概要産業用途向けにカスタム設計されたアルミニウム用同質化炉。バッチ(搬送車・トレイ)、可動式、連続式の構成があり、搬送設備や荷重冷却装置を組み合わせて生産要求に対応します。
バッチバッチ型では、通常、電動の断熱搬送車を用いて炉内への出し入れを行います。オプションには次が含まれます:
- 両端に扉を持つ両開き炉(ターンアラウンド短縮のために2台の搬送車を使用)。
- 荷台設計:荷台が支持ピアの上に載り、充填機/搬送車が荷台を充填・排出して冷却または積卸しステーションへ移送。
- 炉本体が固定荷台間を移動して荷を順次処理する可動炉は、両端固定設計に比べ床面積を節約。
気流パターン特許取得済みの可逆気流は、軸流ファンホイールの回転をタイマーで反転させ、荷を横切る気流の方向を変えます。風流の温度は荷の両側で監視・制御されます。初期段階ではサーマルヘッドを使用して高速加熱を実現。可逆気流は一方向気流に比べ加熱速度と温度均一性を向上させ、省エネと冶金結果の改善に寄与します。
特許バッフル設計SECO/WARWICKは調整可能な気流バッフルの特許を保有しています。可動バッフルは、最大荷重より小さい荷重での性能を向上させます。主な利点:
- 局所的な気流速度増加により加熱時間が短縮。
- 小さな荷重処理時の気流ショートサーキットを防止。
- 上層の過熱防止。
- 高速加熱によるエネルギー低減。
- 気流を均一に配分することで均一性が向上。
冷却システムバッチ荷重向けのオプションには、一方向・可逆気流クーラー、エア/ミスト方式、各種速度のプランジ冷却、可変速冷却ファン、クエンチチャンバー等が含まれます。冷却システムは変形を最小限に抑え、機械的特性を保持するため均一な冷却を提供するよう設計されています。
連続連続式同質化炉は高い生産能力向けです。高速度スロット加熱による個別ログの高速加熱、歩行ビーム式の充填装置、摩擦低減と直進性向上のための専用ハースサドル、出口のクエンチ室およびアキュムレーターテーブル等を備えます。PLC制御によりログ径に応じて動作、タイミング、サイクルパラメータを自動調整します。SECO/WARWICKはフルシステム用補助機器を供給可能です。
連続炉の追加利点- 多ゾーン垂直気流技術により、空席を作らず異なる合金・径を処理できる生産の柔軟性。
- 制御システムによる完全自動化で、停止・再起動時の人的ばらつきとリスクを低減。
- トレーサビリティ:PLCが各ビレットの位置・温度・転態度合・滞留時間を記録し、個別およびバッチのレポートを生成。
- モジュール設計:現地組立を最小化するためセクション納入。
- エネルギー効率:制御最適化、排気エネルギー回収用の逆流二重管熱交換器、高品質のパッキングと断熱。

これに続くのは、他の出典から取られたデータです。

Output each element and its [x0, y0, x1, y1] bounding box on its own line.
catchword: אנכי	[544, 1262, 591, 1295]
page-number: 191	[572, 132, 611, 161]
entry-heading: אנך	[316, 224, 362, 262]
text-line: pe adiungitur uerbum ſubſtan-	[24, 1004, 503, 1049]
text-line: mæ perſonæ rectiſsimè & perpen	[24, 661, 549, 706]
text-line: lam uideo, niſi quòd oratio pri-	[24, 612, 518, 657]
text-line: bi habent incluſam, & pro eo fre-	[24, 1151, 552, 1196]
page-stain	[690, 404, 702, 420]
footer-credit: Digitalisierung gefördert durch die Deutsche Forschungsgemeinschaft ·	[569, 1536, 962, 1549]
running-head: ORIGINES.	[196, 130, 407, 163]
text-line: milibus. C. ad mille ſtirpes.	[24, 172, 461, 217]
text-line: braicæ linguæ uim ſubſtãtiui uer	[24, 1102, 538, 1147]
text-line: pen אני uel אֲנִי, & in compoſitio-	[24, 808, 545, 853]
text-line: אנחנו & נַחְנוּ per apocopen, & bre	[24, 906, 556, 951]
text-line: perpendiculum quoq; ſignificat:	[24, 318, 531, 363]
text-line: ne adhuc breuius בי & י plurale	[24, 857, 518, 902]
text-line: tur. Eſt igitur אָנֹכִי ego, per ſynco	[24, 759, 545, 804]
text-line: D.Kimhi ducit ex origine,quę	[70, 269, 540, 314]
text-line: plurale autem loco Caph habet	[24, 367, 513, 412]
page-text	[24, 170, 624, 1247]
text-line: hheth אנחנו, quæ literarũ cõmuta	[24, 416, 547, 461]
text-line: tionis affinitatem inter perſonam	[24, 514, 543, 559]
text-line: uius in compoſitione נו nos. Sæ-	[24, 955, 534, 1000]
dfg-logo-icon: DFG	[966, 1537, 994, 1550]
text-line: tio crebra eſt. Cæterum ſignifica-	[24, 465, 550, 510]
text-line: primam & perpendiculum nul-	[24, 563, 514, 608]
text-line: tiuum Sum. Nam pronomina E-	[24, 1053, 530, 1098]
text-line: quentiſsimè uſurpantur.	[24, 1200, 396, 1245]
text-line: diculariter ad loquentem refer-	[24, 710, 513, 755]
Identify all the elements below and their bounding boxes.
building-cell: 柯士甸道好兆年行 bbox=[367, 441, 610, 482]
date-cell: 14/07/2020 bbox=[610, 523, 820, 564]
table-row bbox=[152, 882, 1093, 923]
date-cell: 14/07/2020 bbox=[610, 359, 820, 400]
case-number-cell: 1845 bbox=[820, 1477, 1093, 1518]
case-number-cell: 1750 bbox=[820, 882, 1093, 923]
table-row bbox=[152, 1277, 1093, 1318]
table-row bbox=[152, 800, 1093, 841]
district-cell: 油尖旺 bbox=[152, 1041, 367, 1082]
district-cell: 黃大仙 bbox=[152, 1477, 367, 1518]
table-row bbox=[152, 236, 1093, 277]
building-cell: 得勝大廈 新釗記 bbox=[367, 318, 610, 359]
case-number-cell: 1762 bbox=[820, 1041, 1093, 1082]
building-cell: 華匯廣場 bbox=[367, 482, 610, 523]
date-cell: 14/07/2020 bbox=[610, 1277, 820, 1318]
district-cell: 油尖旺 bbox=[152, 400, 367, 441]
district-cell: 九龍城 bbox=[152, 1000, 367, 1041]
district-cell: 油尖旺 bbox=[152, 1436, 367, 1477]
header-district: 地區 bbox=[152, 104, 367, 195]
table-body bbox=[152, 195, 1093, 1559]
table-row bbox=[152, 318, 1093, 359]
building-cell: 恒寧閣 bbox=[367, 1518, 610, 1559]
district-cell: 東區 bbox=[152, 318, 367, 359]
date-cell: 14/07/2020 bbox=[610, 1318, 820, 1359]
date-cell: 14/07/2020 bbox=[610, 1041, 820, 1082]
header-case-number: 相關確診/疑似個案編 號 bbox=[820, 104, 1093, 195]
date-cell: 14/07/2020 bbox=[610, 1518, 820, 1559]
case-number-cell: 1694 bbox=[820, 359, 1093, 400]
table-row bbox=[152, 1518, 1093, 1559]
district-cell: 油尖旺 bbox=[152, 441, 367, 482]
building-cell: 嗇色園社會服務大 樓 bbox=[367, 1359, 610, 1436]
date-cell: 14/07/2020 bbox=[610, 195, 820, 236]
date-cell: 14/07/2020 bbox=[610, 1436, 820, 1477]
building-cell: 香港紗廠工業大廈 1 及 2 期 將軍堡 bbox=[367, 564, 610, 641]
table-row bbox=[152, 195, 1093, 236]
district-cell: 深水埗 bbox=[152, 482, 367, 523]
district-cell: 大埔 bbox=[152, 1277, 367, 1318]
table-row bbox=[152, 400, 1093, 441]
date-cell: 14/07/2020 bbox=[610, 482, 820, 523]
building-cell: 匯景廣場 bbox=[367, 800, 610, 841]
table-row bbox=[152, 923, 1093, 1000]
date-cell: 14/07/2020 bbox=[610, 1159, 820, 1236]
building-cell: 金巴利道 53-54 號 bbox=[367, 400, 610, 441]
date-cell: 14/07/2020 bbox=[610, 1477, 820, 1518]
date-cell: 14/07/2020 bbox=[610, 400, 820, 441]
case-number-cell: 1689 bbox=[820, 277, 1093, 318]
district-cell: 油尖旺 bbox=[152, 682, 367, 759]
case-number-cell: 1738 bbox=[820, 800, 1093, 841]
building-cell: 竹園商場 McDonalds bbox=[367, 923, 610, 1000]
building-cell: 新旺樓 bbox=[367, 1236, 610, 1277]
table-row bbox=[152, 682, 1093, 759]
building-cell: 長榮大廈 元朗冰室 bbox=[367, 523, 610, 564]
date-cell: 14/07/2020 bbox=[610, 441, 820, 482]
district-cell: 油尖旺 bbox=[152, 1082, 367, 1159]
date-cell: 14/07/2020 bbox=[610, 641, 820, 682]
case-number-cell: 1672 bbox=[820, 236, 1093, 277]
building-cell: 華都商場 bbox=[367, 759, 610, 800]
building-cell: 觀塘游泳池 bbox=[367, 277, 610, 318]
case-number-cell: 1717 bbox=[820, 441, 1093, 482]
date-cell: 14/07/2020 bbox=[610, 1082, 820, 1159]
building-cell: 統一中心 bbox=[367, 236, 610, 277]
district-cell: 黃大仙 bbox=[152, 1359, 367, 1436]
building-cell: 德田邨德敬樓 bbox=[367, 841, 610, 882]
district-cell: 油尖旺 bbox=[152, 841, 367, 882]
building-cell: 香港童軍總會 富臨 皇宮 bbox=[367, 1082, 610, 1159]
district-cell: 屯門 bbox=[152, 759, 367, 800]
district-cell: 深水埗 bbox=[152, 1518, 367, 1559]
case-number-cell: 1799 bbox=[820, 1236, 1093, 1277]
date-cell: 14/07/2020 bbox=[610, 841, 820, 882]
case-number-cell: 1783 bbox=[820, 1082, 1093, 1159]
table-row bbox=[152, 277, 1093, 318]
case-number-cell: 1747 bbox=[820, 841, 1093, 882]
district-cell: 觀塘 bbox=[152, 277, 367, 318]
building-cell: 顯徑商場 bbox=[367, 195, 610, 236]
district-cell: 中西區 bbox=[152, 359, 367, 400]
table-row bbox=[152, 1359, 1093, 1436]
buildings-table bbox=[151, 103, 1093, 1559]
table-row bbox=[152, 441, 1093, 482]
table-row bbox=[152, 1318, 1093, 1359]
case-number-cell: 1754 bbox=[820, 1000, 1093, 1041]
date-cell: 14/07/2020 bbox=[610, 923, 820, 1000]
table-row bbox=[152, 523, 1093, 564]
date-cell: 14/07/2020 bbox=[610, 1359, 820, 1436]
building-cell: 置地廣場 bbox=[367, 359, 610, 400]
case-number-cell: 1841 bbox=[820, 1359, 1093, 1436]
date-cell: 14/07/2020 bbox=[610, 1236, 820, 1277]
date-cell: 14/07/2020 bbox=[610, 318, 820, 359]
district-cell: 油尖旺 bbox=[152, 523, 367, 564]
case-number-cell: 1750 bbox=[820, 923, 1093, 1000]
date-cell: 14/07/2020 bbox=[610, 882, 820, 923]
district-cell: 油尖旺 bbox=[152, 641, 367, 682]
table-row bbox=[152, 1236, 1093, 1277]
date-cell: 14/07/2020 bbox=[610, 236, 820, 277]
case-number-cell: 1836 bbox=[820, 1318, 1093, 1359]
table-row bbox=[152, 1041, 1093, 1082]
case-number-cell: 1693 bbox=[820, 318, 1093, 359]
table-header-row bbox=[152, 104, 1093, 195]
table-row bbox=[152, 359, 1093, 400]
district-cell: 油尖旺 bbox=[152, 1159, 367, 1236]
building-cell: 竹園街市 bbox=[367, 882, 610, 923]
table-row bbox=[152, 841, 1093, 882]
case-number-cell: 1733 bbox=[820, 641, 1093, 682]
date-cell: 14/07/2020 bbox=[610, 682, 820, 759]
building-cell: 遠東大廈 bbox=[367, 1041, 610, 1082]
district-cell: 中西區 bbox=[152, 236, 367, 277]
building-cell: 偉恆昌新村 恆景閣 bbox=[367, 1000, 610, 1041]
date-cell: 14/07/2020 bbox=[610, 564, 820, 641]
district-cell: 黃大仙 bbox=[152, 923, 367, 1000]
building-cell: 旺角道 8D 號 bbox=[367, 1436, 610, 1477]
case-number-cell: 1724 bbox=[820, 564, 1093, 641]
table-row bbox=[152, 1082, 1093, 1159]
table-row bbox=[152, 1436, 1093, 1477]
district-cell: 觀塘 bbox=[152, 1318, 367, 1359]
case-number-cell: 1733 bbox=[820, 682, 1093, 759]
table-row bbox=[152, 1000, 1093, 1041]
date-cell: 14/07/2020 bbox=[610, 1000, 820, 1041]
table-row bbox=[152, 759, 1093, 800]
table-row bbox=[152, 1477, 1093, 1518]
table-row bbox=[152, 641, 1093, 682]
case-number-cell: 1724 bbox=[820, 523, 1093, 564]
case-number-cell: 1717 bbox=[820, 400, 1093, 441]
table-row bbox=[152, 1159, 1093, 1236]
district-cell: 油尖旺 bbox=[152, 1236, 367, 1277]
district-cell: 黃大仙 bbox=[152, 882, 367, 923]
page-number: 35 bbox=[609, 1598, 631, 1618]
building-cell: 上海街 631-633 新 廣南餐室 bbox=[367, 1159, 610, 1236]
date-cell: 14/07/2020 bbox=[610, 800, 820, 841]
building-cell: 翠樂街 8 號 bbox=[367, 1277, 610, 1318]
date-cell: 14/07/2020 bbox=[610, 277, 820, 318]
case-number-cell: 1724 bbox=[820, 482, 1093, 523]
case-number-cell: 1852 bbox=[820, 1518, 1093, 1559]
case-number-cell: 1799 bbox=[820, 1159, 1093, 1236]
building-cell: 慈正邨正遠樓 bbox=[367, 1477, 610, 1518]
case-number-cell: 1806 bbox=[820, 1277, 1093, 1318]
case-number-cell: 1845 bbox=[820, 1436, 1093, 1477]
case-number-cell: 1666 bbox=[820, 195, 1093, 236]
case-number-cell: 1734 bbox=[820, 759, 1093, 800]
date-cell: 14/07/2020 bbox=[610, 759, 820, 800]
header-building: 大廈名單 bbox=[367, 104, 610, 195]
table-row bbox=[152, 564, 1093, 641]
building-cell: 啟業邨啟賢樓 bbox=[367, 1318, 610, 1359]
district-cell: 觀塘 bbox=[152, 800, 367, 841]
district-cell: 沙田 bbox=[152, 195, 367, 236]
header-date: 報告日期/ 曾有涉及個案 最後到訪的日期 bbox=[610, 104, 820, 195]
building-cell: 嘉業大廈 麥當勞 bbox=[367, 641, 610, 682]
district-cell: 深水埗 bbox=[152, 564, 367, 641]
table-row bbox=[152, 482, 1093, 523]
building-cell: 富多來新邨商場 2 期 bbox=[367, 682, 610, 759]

- 気流制御:機械設計で炉内部を最適化し顧客要求に適合。
- 垂直気流による熱伝達向上:各ビレット上部へ向けた高速度ジェットで対流熱伝達が向上し、より高いゾーン温度で高速加熱が可能。
- 均一品質:単層材料流れにより個々のビレット品質管理と制御された最適冷却が可能。
その他の特徴高効率オートリキュパレーターバーナー(最大約86%)や、壁損失低減のために選定された厚さの生分解性(バイオソルブル)断熱材などを用意できます。
技術仕様- 設計タイプ:バッチ(カーボトム、トレイ、トラベリング)、トラベリング炉、連続式ウォーキングビーム炉。
- 加熱方式:連続炉向け高速度スロット加熱;バッチ炉の初期加熱用サーマルヘッド。
- 気流:タイマー反転する軸流ファンによる可逆横方向気流;垂直気流設計では高速度垂直ジェット。
- 荷高に合わせて調整可能な特許バッフルで均一性と効率を向上。
- 冷却オプション:一方向、可逆、エア/ミスト、プランジ冷却、可変速ファン、クエンチチャンバー。
- 搬送機器:電動断熱搬送車、充填機/転送車、ウォーキングビーム機構、ハースサドル、アキュムレーターテーブル。
- 制御とトレーサビリティ:位置、温度、転態度合、滞留時間を記録するPLCベースの制御システム。
- エネルギー回収・効率化:逆流二重管熱交換器、高効率リキュパレーターバーナー(約86%)、高品質パッキングと断熱。
- モジュラー納入により据付時間を短縮。